Je sens le sommeil m'emporter. Je recroqueville mes mains vers ma poitrine. La température douce d'une fin de journée se frotte à ma peau. Je me sens en sécurité. Me voilà, cloitrée entre quatre murs, ceux de mes pensées. Ils sont grand, blancs ternes. Devant moi, se dresse un grand miroir. Je suis seule, face à moi même. Je me revois hier, dans l'allée du marché, ou encore à dix-sept ans dans un tout autre espace, que je n'arrive pas à identifier. Nous sommes maîtres de nos rêves à ce que j'ai lu dans un magazine scientifique. Alors, je me décide à faire quelques pas. Je parviens tant bien que mal à reconnaitre ce lieu, le notre, comme tu ne cessais de répéter. Il est si chère à mon cœur. C'est celui, de notre rencontre, la première, l'unique. Depuis, tu viens conquérir inlassablement mon esprit, de jour comme de nuit. Nous nous sommes aimés éperdument, le temps d'un été. Tu avais un teint halé et l'odeur du monoï qui, à l'époque en rendait jaloux plus d'un. Tu faisais tomber des cœurs, et bouleversais toutes les personnes que tu rencontrais. Tu étais à mes côtés, et ta voix grave apaisait mes nuits.

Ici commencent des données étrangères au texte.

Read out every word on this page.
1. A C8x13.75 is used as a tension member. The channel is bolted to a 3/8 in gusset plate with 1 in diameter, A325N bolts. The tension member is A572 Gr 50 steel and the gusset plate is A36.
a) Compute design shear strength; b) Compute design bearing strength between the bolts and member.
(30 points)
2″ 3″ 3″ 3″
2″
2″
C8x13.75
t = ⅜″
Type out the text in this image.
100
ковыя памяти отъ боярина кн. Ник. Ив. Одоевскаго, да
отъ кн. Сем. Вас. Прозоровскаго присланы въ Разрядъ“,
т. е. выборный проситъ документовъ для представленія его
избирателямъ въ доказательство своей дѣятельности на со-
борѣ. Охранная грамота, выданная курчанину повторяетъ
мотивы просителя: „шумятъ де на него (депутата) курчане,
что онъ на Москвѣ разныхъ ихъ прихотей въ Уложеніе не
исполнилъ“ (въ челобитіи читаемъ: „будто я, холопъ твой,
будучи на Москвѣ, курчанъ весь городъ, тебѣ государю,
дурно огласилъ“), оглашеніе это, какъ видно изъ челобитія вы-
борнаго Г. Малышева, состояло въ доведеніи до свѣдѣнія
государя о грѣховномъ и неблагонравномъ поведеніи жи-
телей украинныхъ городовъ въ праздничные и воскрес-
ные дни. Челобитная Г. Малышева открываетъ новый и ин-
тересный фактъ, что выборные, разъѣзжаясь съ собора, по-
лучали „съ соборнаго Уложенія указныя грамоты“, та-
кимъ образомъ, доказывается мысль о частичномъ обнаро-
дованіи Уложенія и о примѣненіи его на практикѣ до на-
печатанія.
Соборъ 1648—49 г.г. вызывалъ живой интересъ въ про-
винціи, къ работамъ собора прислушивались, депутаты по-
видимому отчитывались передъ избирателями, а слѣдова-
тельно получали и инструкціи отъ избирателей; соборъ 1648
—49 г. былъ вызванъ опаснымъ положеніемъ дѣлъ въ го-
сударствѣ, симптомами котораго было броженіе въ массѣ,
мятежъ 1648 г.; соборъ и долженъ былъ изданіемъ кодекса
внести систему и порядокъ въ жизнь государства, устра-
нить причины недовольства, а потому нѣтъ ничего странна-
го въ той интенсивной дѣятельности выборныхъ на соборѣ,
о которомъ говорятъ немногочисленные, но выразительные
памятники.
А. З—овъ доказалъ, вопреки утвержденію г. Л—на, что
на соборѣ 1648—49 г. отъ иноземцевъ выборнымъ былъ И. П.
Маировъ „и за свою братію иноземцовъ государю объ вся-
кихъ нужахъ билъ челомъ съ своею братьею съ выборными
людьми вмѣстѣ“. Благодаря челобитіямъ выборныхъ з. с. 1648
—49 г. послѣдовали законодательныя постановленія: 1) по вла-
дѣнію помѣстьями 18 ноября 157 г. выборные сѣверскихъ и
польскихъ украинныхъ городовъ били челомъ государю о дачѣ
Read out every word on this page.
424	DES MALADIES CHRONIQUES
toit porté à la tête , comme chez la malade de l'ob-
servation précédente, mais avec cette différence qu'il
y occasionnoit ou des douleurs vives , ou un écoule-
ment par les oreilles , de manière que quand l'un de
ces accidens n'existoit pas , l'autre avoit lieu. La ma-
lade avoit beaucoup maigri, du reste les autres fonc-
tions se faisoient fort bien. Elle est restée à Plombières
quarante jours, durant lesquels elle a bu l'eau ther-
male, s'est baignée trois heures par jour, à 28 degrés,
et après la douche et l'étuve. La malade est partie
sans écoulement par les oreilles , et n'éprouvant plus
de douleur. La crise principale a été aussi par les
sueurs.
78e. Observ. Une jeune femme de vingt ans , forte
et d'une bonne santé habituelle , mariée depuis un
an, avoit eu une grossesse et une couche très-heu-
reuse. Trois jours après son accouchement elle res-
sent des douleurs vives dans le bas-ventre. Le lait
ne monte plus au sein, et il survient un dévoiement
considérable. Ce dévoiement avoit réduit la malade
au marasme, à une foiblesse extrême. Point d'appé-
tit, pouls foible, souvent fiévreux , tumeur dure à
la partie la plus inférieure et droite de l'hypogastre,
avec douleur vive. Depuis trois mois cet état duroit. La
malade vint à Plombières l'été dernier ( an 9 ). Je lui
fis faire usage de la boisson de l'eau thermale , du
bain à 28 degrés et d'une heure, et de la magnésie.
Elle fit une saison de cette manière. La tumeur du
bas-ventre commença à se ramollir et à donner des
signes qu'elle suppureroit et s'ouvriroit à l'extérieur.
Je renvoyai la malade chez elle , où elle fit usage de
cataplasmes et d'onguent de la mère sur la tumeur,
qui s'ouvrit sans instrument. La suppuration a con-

Quand je réouvre les yeux, ton visage souriant et ton regard attendrissant disparaissent. Le son de ta voix n'est plus qu'écho. Le gardien du jardin des Doms me fait de grands signes. Il est dix-neuf heure passé. Il vient pour faire les portes du parc. D'un pas lent, je prends la direction du palais. Je salue chaleureusement le gardien. Le palais surplombe toute la cité. Je l'admire. C'est un monument majestueux, une des plus grande forteresse du moyen-âge. Les restaurants de la place de l'horloge se remplissent peu à peu. Je tourne au premier. Je m'assoie non loin de la ruelle. Certains viennent entre amis fêter leur retrouvaille, d'autres s'octroient un moment de tendresse, de joie en famille. Il y a cette petite fille brune au regard azure qui me sourit. Tout en buvant ma limonade, je lui fais un sourire. Le serveur revient quelques minutes plus tard. Il pose un plat de pâtes au pesto devant moi, que j'engloutie aussitôt.
-Belle soirée hein ! Vous êtes toute seule ? Personne ne vous accompagne ?
C'est une voix rauque qui me parvient de la table adjacente. Un homme, d'à peine vingt-cinq ans me fixe d'un air interrogateur. Je tourne la cuillère dans le tiramisu que j'ai commandé. Je ne peux décrocher mon regard de mes gestes. Le cacao vole sur les bords de l'assiette blanche. Je relève la tête un instant, nos regards se croisent.
-Vous savez, l'amour à besoin d'imagination pour vivre et perdurer. Chacun s'invente et se réinvente pour l'autre. J'ai consacré ma vie, ou du moins la plus grande partie de ma vie à ma carrière et à autrui. Je me rends compte, jour après jour, que je me suis perdue. Quant à chaque homme que j'ai rencontré, ils étaient pour la plupart bavards, hypocrites et lâches face aux épreuves. Alors, ce soir, je suis seule. Seule assise à la terrasse de ce restaurant, dans lequel scintille mille et une lumières, et où des familles entières, des jeunes, comme vous réchauffe mon cœur. Je passe une partie de mon temps dans la rue, dans les cafés et les bars. J'aime entendre les tintements des verres entre eux, les éclats de rire autour d'une table comblée. Tout cela me rappelle mon enfance, ma jeunesse endormie.
Je baisse le regard et un sourire triste vient se mouvoir sur mon visage. Mes yeux divagants dans le vide. Lui, me regarde fixement. Sa bouche s'entrouvre, puis se ferme. Il ne sait quoi répondre, comment réagir. Je laisse quelques billets dans la coupelle en verre que le serveur m'a apporté. Je hisse mon sac sur mon épaule, m'extirpe de la chaise, puis la range sous la table. Mon voisin de table me regarde toujours, il me semble intrigué. Je lui fais un dernier sourire ainsi qu'un petit geste timide de la main, et tourne les talons dans les venelles désertes d'Avignon, en pleine soirée d'automne.